Grenada’s readiness to deal with natural disasters will be put to the test when the 2016 Trade Winds Exercise takes place from June 5-12.
The exercise, which is to be spearheaded by the Royal Grenada Police Force (RGPF), involves all of the member-countries of the Barbados-based Regional Security Services (RSS), which comprises seven Police Forces and three armies of the Organisation of Eastern Caribbean States (OECS), and the United States Army.
Deputy Commissioner of Police, Franklyn Redhead told reporters at a media briefing last week Wednesday that while the overall command resides within the domain of the local authorities, it is a shared responsibility with local shareholders involving the National Disaster Management Agency (NaDMA) and RGPF.
The United States will provide support in terms of the exercise control group, and logistical support to ensure that the exercise meets its objective.
According to the senior Police officer, the overall concept of the Trade Winds Exercise is to support the Caribbean Security Base Initiative.
“Trade Winds is a unique opportunity for Caribbean Nations to practice skills that they would normally apply to crisis scenarios or situations,” he said.
He said the whole concept of the exercise is based on crawl, walk and run.
The strategic themes of the exercise are to support or counteract trans-national organised crime, and to assist Caribbean Nations in building resilience and being self-sufficient in the ways that they respond to a range of issues from crime as well as disaster response.
Deputy Commissioner Redhead noted that whenever there is an issue that requires a response, it comes from persons from the army, police forces, Non-Governmental Organisations, and other stakeholders.
“Getting them to gel together… is one of the key features of Trade Winds to ensure that we are different in the way that we conduct our routine business, but when an issue arises we have to develop some framework to ensure that we collaborate and co-operate in the context of responding to a particular challenge,” he said.
Deputy Commissioner Redhead who provided the media with an extensive update on what the Trade Winds Exercise entails called for the consciousness of the Grenadian population during the seven-day activity.
The top ranking local Police Officer, as Head Planner for the exercise, said the objective behind Trade Winds is to support the Caribbean in its security aspirations, and that it is sponsored by the government of the United States.
The exercise will focus this year on humanitarian assistance and disaster response in the context of supporting what Grenada has to do in the event that it faces a crisis.
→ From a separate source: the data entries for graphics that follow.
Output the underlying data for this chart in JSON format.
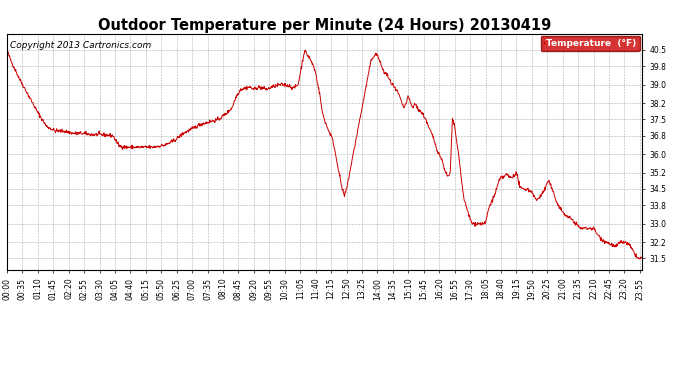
{
  "title": "Outdoor Temperature per Minute (24 Hours) 20130419",
  "copyright": "Copyright 2013 Cartronics.com",
  "legend_label": "Temperature  (°F)",
  "legend_bg": "#cc0000",
  "legend_fg": "#ffffff",
  "line_color": "#cc0000",
  "bg_color": "#ffffff",
  "plot_bg_color": "#ffffff",
  "grid_color": "#999999",
  "ylim": [
    31.0,
    41.2
  ],
  "yticks": [
    31.5,
    32.2,
    33.0,
    33.8,
    34.5,
    35.2,
    36.0,
    36.8,
    37.5,
    38.2,
    39.0,
    39.8,
    40.5
  ],
  "x_tick_interval_minutes": 35,
  "total_minutes": 1440,
  "title_fontsize": 10.5,
  "tick_fontsize": 5.5,
  "copyright_fontsize": 6.5,
  "control_points": [
    [
      0,
      40.5
    ],
    [
      10,
      40.0
    ],
    [
      30,
      39.2
    ],
    [
      50,
      38.5
    ],
    [
      70,
      37.8
    ],
    [
      90,
      37.2
    ],
    [
      110,
      37.0
    ],
    [
      130,
      37.0
    ],
    [
      150,
      36.9
    ],
    [
      170,
      36.9
    ],
    [
      190,
      36.85
    ],
    [
      210,
      36.85
    ],
    [
      240,
      36.8
    ],
    [
      255,
      36.35
    ],
    [
      270,
      36.3
    ],
    [
      285,
      36.3
    ],
    [
      300,
      36.3
    ],
    [
      330,
      36.3
    ],
    [
      360,
      36.4
    ],
    [
      380,
      36.6
    ],
    [
      400,
      36.9
    ],
    [
      420,
      37.1
    ],
    [
      440,
      37.3
    ],
    [
      460,
      37.4
    ],
    [
      480,
      37.5
    ],
    [
      500,
      37.8
    ],
    [
      510,
      38.0
    ],
    [
      520,
      38.5
    ],
    [
      530,
      38.8
    ],
    [
      540,
      38.85
    ],
    [
      550,
      38.9
    ],
    [
      560,
      38.8
    ],
    [
      570,
      38.9
    ],
    [
      580,
      38.85
    ],
    [
      590,
      38.8
    ],
    [
      600,
      38.9
    ],
    [
      610,
      38.95
    ],
    [
      620,
      39.0
    ],
    [
      630,
      39.0
    ],
    [
      640,
      38.95
    ],
    [
      650,
      38.85
    ],
    [
      660,
      39.0
    ],
    [
      670,
      40.0
    ],
    [
      675,
      40.5
    ],
    [
      680,
      40.3
    ],
    [
      685,
      40.2
    ],
    [
      690,
      40.0
    ],
    [
      695,
      39.8
    ],
    [
      700,
      39.5
    ],
    [
      705,
      39.0
    ],
    [
      710,
      38.5
    ],
    [
      715,
      37.8
    ],
    [
      720,
      37.5
    ],
    [
      725,
      37.2
    ],
    [
      730,
      37.0
    ],
    [
      735,
      36.8
    ],
    [
      740,
      36.5
    ],
    [
      745,
      36.0
    ],
    [
      750,
      35.5
    ],
    [
      755,
      35.0
    ],
    [
      760,
      34.5
    ],
    [
      765,
      34.2
    ],
    [
      770,
      34.5
    ],
    [
      775,
      35.0
    ],
    [
      780,
      35.5
    ],
    [
      785,
      36.0
    ],
    [
      790,
      36.5
    ],
    [
      795,
      37.0
    ],
    [
      800,
      37.5
    ],
    [
      805,
      38.0
    ],
    [
      810,
      38.5
    ],
    [
      815,
      39.0
    ],
    [
      820,
      39.5
    ],
    [
      825,
      40.0
    ],
    [
      830,
      40.2
    ],
    [
      835,
      40.3
    ],
    [
      840,
      40.3
    ],
    [
      845,
      40.0
    ],
    [
      850,
      39.8
    ],
    [
      855,
      39.5
    ],
    [
      860,
      39.5
    ],
    [
      865,
      39.3
    ],
    [
      870,
      39.1
    ],
    [
      875,
      39.0
    ],
    [
      880,
      38.8
    ],
    [
      885,
      38.7
    ],
    [
      890,
      38.5
    ],
    [
      895,
      38.2
    ],
    [
      900,
      38.0
    ],
    [
      905,
      38.2
    ],
    [
      910,
      38.5
    ],
    [
      915,
      38.2
    ],
    [
      920,
      38.0
    ],
    [
      925,
      38.2
    ],
    [
      930,
      38.0
    ],
    [
      940,
      37.8
    ],
    [
      950,
      37.5
    ],
    [
      955,
      37.2
    ],
    [
      960,
      37.0
    ],
    [
      965,
      36.8
    ],
    [
      970,
      36.5
    ],
    [
      975,
      36.2
    ],
    [
      980,
      36.0
    ],
    [
      985,
      35.8
    ],
    [
      990,
      35.5
    ],
    [
      995,
      35.2
    ],
    [
      1000,
      35.0
    ],
    [
      1005,
      35.2
    ],
    [
      1010,
      37.5
    ],
    [
      1015,
      37.2
    ],
    [
      1020,
      36.5
    ],
    [
      1025,
      35.8
    ],
    [
      1030,
      35.0
    ],
    [
      1035,
      34.2
    ],
    [
      1040,
      33.8
    ],
    [
      1045,
      33.5
    ],
    [
      1050,
      33.2
    ],
    [
      1055,
      33.0
    ],
    [
      1060,
      33.0
    ],
    [
      1065,
      33.0
    ],
    [
      1070,
      33.0
    ],
    [
      1075,
      33.0
    ],
    [
      1080,
      33.0
    ],
    [
      1085,
      33.0
    ],
    [
      1090,
      33.5
    ],
    [
      1095,
      33.8
    ],
    [
      1100,
      34.0
    ],
    [
      1105,
      34.2
    ],
    [
      1110,
      34.5
    ],
    [
      1115,
      34.8
    ],
    [
      1120,
      35.0
    ],
    [
      1125,
      35.0
    ],
    [
      1130,
      35.1
    ],
    [
      1135,
      35.1
    ],
    [
      1140,
      35.0
    ],
    [
      1145,
      35.0
    ],
    [
      1150,
      35.1
    ],
    [
      1155,
      35.2
    ],
    [
      1160,
      34.8
    ],
    [
      1165,
      34.5
    ],
    [
      1170,
      34.5
    ],
    [
      1175,
      34.5
    ],
    [
      1180,
      34.5
    ],
    [
      1185,
      34.4
    ],
    [
      1190,
      34.4
    ],
    [
      1195,
      34.2
    ],
    [
      1200,
      34.0
    ],
    [
      1210,
      34.2
    ],
    [
      1220,
      34.5
    ],
    [
      1225,
      34.8
    ],
    [
      1230,
      34.8
    ],
    [
      1235,
      34.5
    ],
    [
      1240,
      34.3
    ],
    [
      1245,
      34.0
    ],
    [
      1250,
      33.8
    ],
    [
      1260,
      33.5
    ],
    [
      1270,
      33.3
    ],
    [
      1280,
      33.2
    ],
    [
      1290,
      33.0
    ],
    [
      1300,
      32.8
    ],
    [
      1310,
      32.8
    ],
    [
      1320,
      32.8
    ],
    [
      1330,
      32.8
    ],
    [
      1340,
      32.5
    ],
    [
      1350,
      32.3
    ],
    [
      1360,
      32.2
    ],
    [
      1370,
      32.1
    ],
    [
      1380,
      32.0
    ],
    [
      1390,
      32.2
    ],
    [
      1400,
      32.2
    ],
    [
      1410,
      32.1
    ],
    [
      1420,
      31.8
    ],
    [
      1430,
      31.5
    ],
    [
      1439,
      31.5
    ]
  ]
}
It will also concentrate on responding to mass evacuation.
The entire exercise scenario is premise on an earthquake in the Atlantic Ocean, which causes a Tsunami in the Town of Grenville, resulting in evacuation on the east coast for four to six hours.
Deputy Commissioner Redhead disclosed that they have set their aspiration very high in terms of 300 to 500 persons to test the security forces.
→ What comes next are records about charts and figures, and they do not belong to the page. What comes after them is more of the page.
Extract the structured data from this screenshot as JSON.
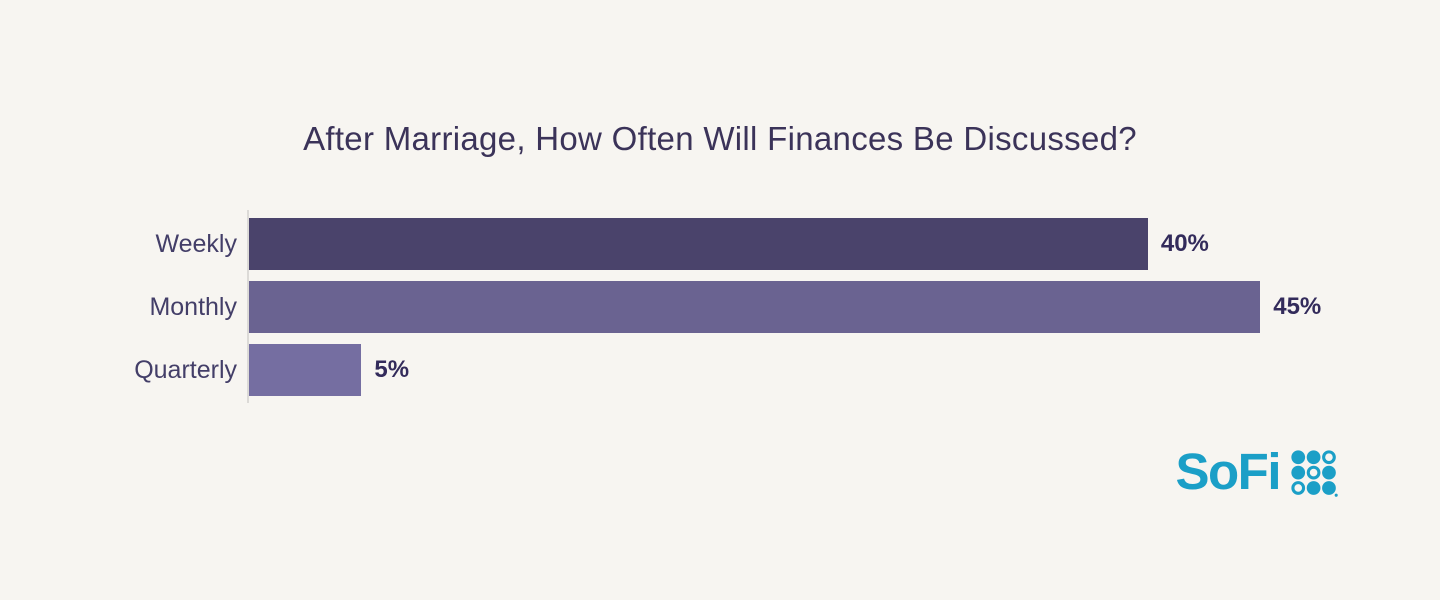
{
  "chart_data": {
    "type": "bar",
    "orientation": "horizontal",
    "title": "After Marriage, How Often Will Finances Be Discussed?",
    "categories": [
      "Weekly",
      "Monthly",
      "Quarterly"
    ],
    "values": [
      40,
      45,
      5
    ],
    "value_labels": [
      "40%",
      "45%",
      "5%"
    ],
    "xlabel": "",
    "ylabel": "",
    "xlim": [
      0,
      53
    ],
    "grid": false,
    "legend": false,
    "bar_colors": [
      "#4A436B",
      "#6A6391",
      "#756EA1"
    ]
  },
  "branding": {
    "logo_text": "SoFi",
    "dot_grid": [
      [
        "filled",
        "filled",
        "outline"
      ],
      [
        "filled",
        "outline",
        "filled"
      ],
      [
        "outline",
        "filled",
        "filled"
      ]
    ]
  },
  "colors": {
    "background": "#F7F5F1",
    "title": "#3B3359",
    "category-label": "#433E68",
    "value-label": "#332B5B",
    "axis": "#DCDAD7",
    "logo": "#1B9FC7"
  }
}
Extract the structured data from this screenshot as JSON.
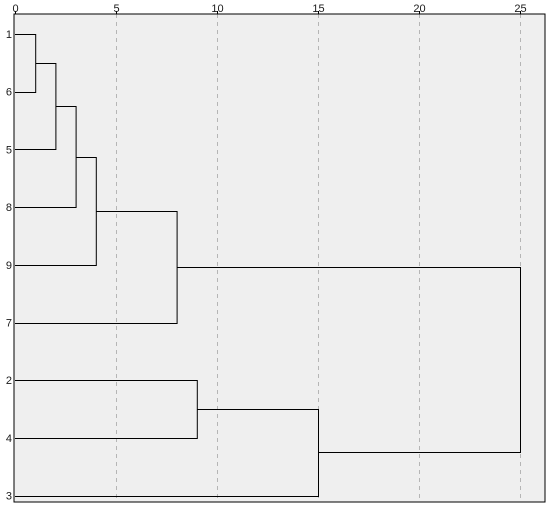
{
  "chart_data": {
    "type": "dendrogram",
    "orientation": "horizontal",
    "xlim": [
      0,
      25
    ],
    "x_ticks": [
      0,
      5,
      10,
      15,
      20,
      25
    ],
    "x_tick_labels": [
      "0",
      "5",
      "10",
      "15",
      "20",
      "25"
    ],
    "grid": "vertical-dashed",
    "leaf_order": [
      "1",
      "6",
      "5",
      "8",
      "9",
      "7",
      "2",
      "4",
      "3"
    ],
    "merges": [
      {
        "a": "1",
        "b": "6",
        "distance": 1
      },
      {
        "a": "1+6",
        "b": "5",
        "distance": 2
      },
      {
        "a": "1+6+5",
        "b": "8",
        "distance": 3
      },
      {
        "a": "1+6+5+8",
        "b": "9",
        "distance": 4
      },
      {
        "a": "1+6+5+8+9",
        "b": "7",
        "distance": 8
      },
      {
        "a": "2",
        "b": "4",
        "distance": 9
      },
      {
        "a": "2+4",
        "b": "3",
        "distance": 15
      },
      {
        "a": "1+6+5+8+9+7",
        "b": "2+4+3",
        "distance": 25
      }
    ],
    "colors": {
      "plot_background": "#efefef",
      "frame": "#000000",
      "link": "#000000",
      "grid": "#b5b5b5"
    }
  }
}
“The issue here is really drawing out the lessons that we need to learn in a mass evacuation scenario,” he told reporters.
The RGPF No.2 ranking police officer provided the media with an insight into what to expect during the days of the exercise.
He said that between June 5-12 the National Emergency Operation and the District Emergency Operation centres will be engaged by participating in academics, a table top exercise, and three days of walk-drills at St. George’s University.
While this is taking place, the security forces will be having their own training on matters of human rights, integration, internal security, and evacuation.
The security forces will also be engaged in shooting scenarios, which include range shooting, and situation shooting, followed by field training exercises at the west coast around the tank farm at Grand Mal, St. George’s for about four to six hours on June 9.
Deputy Commissioner Redhead indicated that the tank farm has significant importance to Grenada hence the reason why the field training exercise will take place there.
“If we loose the tank farm through some criminal activity or some terrorist events, then it is going to affect Grenada significantly in the short term,” he said.
The coast guards from across the region including Guyana, Trinidad and Tobago, RSS Countries, and Martinique will be involved in a marine training exercise geared at counteracting transnational organised crimes.
Deputy Commissioner Redhead said the organisers of Trade Winds 2016 will create an artificial environment to test the local procedures and systems.
Participants will be arriving in Grenada between June 1 and 4.